Question

Suppose $U$ is the power set of the set $S=\{1,2,3,4,5,6\}$. For any $TϵU$, let $|T|$ denote the number of elements in $T$ and $T^{{}^{\prime }}$ denote the complement of $T$. For any $T,RϵU$, let $TR$ be the set of all elements in $T$ which are not in $R$. Which one of the following is true?

• A. $\forall XϵU(|X|=|X^{{}^{\prime }}|)$
• B. $\exists XϵU\forall YϵU(|X|=5,|Y|=5)$ and $X\cap Y=\Phi$
• C. $\forall XϵU\forall YϵU(|X|=2,|Y|=3)$ and $X$\$Y=\Phi$
• D. $\forall XϵU\forall YϵU$ ($X$ \ $Y=Y^{{}^{\prime }}$ \ $X^{{}^{\prime }})$

Answer 1

The correct option is D $\forall XϵU\forall YϵU$ ($X$ \ $Y=Y^{{}^{\prime }}$ \ $X^{{}^{\prime }})$

$S=\{1,2,3,4,5,6\}$
$U$ is the power set of $S\Rightarrow U=P\left(S\right)$
$U=\left\{\right\{\left\}\right\{1\},\{2\},\dots \{1,2\},\{1,3\},\dots \{1,2,3\},\dots \{1,2,3,4\},\dots \{1,2,3,4,5\}\dots \{1,2,3,4,5,6\left\}\right\}$
$|U|=2^6=64\text{elements}$
$TϵU\Rightarrow T^{{}^{\prime }}ϵU$
$RϵU,T$ \ $R=T-R$
(a) $\forall XϵU(|X|=|X^{{}^{\prime }}|)$ means that every subset of $S$ has same size as its complement.
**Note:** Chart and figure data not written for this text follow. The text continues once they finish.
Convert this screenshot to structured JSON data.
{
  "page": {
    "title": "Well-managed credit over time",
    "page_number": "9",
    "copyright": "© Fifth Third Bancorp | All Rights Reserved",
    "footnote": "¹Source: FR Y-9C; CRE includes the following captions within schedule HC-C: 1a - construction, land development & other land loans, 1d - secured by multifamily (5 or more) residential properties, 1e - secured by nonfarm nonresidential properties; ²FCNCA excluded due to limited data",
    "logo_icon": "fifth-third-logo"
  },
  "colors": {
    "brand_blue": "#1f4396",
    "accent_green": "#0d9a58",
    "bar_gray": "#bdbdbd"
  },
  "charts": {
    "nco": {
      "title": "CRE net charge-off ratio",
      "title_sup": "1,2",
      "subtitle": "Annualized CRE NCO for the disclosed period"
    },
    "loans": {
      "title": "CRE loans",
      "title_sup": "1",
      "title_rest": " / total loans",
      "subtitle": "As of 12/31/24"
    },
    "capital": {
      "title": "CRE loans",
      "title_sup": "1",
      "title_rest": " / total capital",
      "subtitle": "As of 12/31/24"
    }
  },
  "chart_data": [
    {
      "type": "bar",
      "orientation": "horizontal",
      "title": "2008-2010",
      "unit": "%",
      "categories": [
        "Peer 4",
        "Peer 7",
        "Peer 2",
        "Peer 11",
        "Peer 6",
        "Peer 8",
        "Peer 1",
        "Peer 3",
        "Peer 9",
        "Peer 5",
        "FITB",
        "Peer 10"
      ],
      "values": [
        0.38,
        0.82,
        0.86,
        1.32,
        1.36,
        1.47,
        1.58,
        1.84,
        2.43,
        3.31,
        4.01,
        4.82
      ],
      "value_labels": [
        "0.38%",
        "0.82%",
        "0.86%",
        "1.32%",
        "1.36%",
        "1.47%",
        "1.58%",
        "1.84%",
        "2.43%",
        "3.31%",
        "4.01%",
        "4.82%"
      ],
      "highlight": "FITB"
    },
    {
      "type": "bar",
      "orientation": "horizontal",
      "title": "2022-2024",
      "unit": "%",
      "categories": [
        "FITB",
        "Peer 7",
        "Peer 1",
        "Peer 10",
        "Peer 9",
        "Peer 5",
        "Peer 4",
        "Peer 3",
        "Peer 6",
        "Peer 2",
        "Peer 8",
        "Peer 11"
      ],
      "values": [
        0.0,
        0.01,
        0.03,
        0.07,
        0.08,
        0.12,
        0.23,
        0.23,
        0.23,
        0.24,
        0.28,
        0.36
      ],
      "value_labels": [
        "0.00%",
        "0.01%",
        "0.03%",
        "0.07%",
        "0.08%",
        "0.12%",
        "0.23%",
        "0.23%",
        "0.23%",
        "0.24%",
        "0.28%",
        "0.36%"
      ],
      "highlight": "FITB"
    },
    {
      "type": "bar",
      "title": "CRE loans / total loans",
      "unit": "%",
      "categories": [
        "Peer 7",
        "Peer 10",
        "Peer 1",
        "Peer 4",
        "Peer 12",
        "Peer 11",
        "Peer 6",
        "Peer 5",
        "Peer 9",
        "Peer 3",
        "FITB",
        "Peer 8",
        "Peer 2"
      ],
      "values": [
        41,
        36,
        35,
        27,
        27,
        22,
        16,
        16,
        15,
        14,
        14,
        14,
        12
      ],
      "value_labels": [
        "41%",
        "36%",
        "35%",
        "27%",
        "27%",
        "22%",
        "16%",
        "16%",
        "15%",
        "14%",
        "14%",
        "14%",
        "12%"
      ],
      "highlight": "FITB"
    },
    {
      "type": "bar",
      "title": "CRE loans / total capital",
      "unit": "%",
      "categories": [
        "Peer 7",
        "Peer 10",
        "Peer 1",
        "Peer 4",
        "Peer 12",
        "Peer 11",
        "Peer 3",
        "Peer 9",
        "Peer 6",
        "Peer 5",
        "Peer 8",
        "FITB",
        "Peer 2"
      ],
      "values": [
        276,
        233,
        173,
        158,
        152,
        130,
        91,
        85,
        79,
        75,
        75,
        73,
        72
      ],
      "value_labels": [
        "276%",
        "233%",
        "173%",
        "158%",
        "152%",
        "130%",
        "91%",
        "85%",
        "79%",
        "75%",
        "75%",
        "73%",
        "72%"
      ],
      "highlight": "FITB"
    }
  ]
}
Clearly this is False.
(For example, $\left\{1\right\}ϵU$, and complement of $\left\{1\right\}=\{2,3,4,5,6\})$

(b)$\exists XϵU\forall YϵU(|X|=5,|Y|=5)$ and $X\cap Y=\Phi$ means that there are two 5 element subsets of $S$ which have nothing in common. This clearly False.
Since any two 5 element subsets will have atleast 4 elements in common.

(c) $\forall XϵU\forall YϵU(|X|=2,|Y|=3)$ and $X$\$Y=\Phi$ means that every 2 element subset $X$ and every 3 element subset $Y$ will have $X-Y=0$ i.e., $X\subseteq Y$.
This is clearly False as can be seen from the example $X=\{1,2\},Y=\{3,4,5\}$ where $X\text{/}\subseteq Y$

(d) $\forall XϵU\forall YϵU$ ($X$ \ $Y=Y^{{}^{\prime }}$ \ $X^{{}^{\prime }})$ means that for any two subsets $X$ and $Y$, $X$ \ $Y=Y^{{}^{\prime }}$\ $X^{{}^{\prime }}$
i.e. $X-Y=Y^{{}^{\prime }}-X^{{}^{\prime }}$.
This is clearly True since by boolean algebra
LHS $=X-Y=X{Y}^{{}^{\prime }}$.
RHS $=Y^{{}^{\prime }}-X^{{}^{\prime }}=Y^{{}^{\prime }}X$ and therefore LHS = RHS.